There is a two-part programme (dramatisation) about the worlds largest supervolcano at Yellowstone National Park blowing...


----------



## Tsujigiri (Mar 8, 2005)

I saw a documentary on the Yellowstone supervolcano over the Christmas period, it was quite interesting.
Basically if/when it blows there won't be much of the US left functioning and everyone else will be knackered as well from the ash and particulate matter causing global weather changes.


----------



## Neon (Mar 8, 2005)

Although not a devastating eruption, I believe a volcano off Hawaii has recently been active and spewing its contents into the ocean.


----------



## The Master™ (Mar 9, 2005)

Ah, but Neon, there is a great deal of difference between a volcano and a supervolcano!!! When this baby blows, then it is SAYONARA, BABY!!! 

Looking forward to this...


----------



## Neon (Mar 9, 2005)

Looking forward to the program, or the supervolcano blowing?


----------



## The Master™ (Mar 10, 2005)

BOTH, baby!!!


----------



## Tsujigiri (Mar 12, 2005)

*Supervolcano - BBC1 9pm this Sunday

*nudge**


----------



## Winters_Sorrow (Mar 12, 2005)

I take it that it's just me that's put off by "sensationlist science" then! 
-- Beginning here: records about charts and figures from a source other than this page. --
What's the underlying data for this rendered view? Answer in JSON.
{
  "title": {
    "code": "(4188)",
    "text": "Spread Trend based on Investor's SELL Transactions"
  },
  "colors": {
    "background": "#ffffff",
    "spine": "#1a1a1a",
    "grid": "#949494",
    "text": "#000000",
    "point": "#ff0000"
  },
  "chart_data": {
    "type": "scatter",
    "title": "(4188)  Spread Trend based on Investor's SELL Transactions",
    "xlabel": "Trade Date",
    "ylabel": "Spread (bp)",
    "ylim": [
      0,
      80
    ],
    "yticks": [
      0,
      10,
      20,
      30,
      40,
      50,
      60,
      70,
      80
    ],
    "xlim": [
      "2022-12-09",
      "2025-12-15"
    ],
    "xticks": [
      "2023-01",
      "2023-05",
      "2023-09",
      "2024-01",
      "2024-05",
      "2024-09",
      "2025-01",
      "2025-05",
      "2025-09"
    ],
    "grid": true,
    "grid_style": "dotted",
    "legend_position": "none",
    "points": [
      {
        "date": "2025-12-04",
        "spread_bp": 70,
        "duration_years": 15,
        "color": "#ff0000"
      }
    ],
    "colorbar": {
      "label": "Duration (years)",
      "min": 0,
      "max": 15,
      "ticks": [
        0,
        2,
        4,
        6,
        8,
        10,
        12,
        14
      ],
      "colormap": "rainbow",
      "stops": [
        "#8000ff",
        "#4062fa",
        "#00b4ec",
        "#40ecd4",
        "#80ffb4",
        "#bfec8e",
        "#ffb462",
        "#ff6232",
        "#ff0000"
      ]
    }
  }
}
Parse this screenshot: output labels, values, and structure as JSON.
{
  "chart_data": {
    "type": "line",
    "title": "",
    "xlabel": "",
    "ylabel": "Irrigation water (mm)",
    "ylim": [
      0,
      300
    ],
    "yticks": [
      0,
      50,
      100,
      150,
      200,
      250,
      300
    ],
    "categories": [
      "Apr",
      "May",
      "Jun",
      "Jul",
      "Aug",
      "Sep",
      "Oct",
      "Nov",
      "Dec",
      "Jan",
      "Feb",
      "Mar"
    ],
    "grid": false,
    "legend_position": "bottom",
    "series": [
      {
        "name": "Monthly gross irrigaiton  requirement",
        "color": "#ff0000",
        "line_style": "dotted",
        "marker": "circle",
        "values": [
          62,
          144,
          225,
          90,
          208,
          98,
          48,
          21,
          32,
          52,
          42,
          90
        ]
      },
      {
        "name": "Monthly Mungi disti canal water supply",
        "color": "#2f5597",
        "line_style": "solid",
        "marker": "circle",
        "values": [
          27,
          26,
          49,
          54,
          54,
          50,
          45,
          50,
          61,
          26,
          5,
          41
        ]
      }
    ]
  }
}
Programmes like this are basically 1mg of science mixed with 3 tons of hype and a sprinkling of Daily Star writers


----------



## Tsujigiri (Mar 12, 2005)

It's entertaining science...almost science fiction


----------



## The Master™ (Mar 14, 2005)

Did you watch part one??? My god, a lot of recurring actors from American/Canadian Sci-Fi series and some Stargate regulars!!! 

It was extremely entertaining... And very scary... Not just the possible eruptions but the Government reaction to the "possibility"... Do you tell the populace, and start riots... Or hold off and deal with the blame sent around at the devistation???

Can't wait for the second part tonight...


----------



## Tsujigiri (Mar 14, 2005)

Yeah we watched it. It was entertaining although I was reading at the same time....


----------